Round 3 (91st Overall)
Jeremy Chinn, S, Southern Illinois
In his return to the field, Jonathan Abram leads a group of unknowns. Erik Harris flashed, enjoyed great moments and atrocious collapses. Chinn’s range, frame and tackling ability allows the veteran to slide back into subpackage duty. If the Raiders slide Lamarcus Joyner to one safety spot, Chinn can learn while functioning on passing downs.
Round 3 (94th Overall)
Alton Robinson, DE, Syracuse
Benson Mayowa should command a large pay raise and starting role elsewhere.

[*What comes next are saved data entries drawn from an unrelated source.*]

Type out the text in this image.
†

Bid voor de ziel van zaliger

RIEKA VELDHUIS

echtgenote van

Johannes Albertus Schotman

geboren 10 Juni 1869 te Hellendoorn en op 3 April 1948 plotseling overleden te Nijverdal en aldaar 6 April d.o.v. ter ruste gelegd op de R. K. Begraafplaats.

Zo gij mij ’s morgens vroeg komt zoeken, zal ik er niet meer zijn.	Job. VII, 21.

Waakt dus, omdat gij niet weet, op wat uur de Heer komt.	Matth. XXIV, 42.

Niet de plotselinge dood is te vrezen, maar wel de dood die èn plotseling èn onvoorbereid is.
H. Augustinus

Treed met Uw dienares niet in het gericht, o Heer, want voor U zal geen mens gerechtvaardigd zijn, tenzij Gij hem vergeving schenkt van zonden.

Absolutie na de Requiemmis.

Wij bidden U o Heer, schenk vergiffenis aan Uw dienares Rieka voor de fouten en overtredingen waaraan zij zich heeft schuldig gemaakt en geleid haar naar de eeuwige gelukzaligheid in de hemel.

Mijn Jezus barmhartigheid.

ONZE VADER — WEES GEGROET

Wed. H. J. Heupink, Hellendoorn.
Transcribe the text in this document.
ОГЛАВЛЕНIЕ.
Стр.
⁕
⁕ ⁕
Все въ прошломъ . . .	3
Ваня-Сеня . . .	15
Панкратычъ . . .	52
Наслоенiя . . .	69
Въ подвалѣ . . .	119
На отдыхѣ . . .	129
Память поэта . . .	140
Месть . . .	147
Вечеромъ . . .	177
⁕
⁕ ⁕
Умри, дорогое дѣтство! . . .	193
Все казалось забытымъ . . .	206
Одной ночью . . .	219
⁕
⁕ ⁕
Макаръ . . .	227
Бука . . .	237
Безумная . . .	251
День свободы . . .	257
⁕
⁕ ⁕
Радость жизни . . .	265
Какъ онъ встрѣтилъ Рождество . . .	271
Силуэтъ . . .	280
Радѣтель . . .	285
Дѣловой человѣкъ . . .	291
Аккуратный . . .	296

Arden Key enters his third year without any measure of sustained success. Behind Crosby and Ferrell, the Raiders need upside and depth. Robinson, from an athletic and build profile, resembles another former Rod Marinelli player, Robert Quinn. Angular, but powerful, Robinson wins with flashes of quick hands, good speed and a toolbox worth developing.
Round 4 (111th Overall)
Darnay Holmes, CB, UCLA
If you’re honest, the cornerback room, with the exception of Trayvon Mullen, remains a disorganized mess. Whether the Raiders throw money at Byron Jones or not, depth plagues this unit. Despite his modest size, Holmes’ twitch and ball skills should draw attention. With the ball in the air, Holmes treats the pass like it’s his to make the play on. Against teams like the Chiefs that want to spread defenses out with wideouts, the Raiders need to roll out a competent group.
Round 7 (204th Overall)
Lamical Perine, RB, Florida
As mentioned, the Raiders chose Jalen Richard over DeAndre Washington. Richard serves as a third-down back, with little to no rush skills. Perine serves as the perfect backup to Josh Jacobs. He runs with force downhill, making would-be tacklers pay the price. Yet, he presents enough wiggle to sidestep and gain large chunks of yards downfield.
The Las Vegas Raiders need to attack free agency. However, they need to also stock the roster and depth chart with young talent.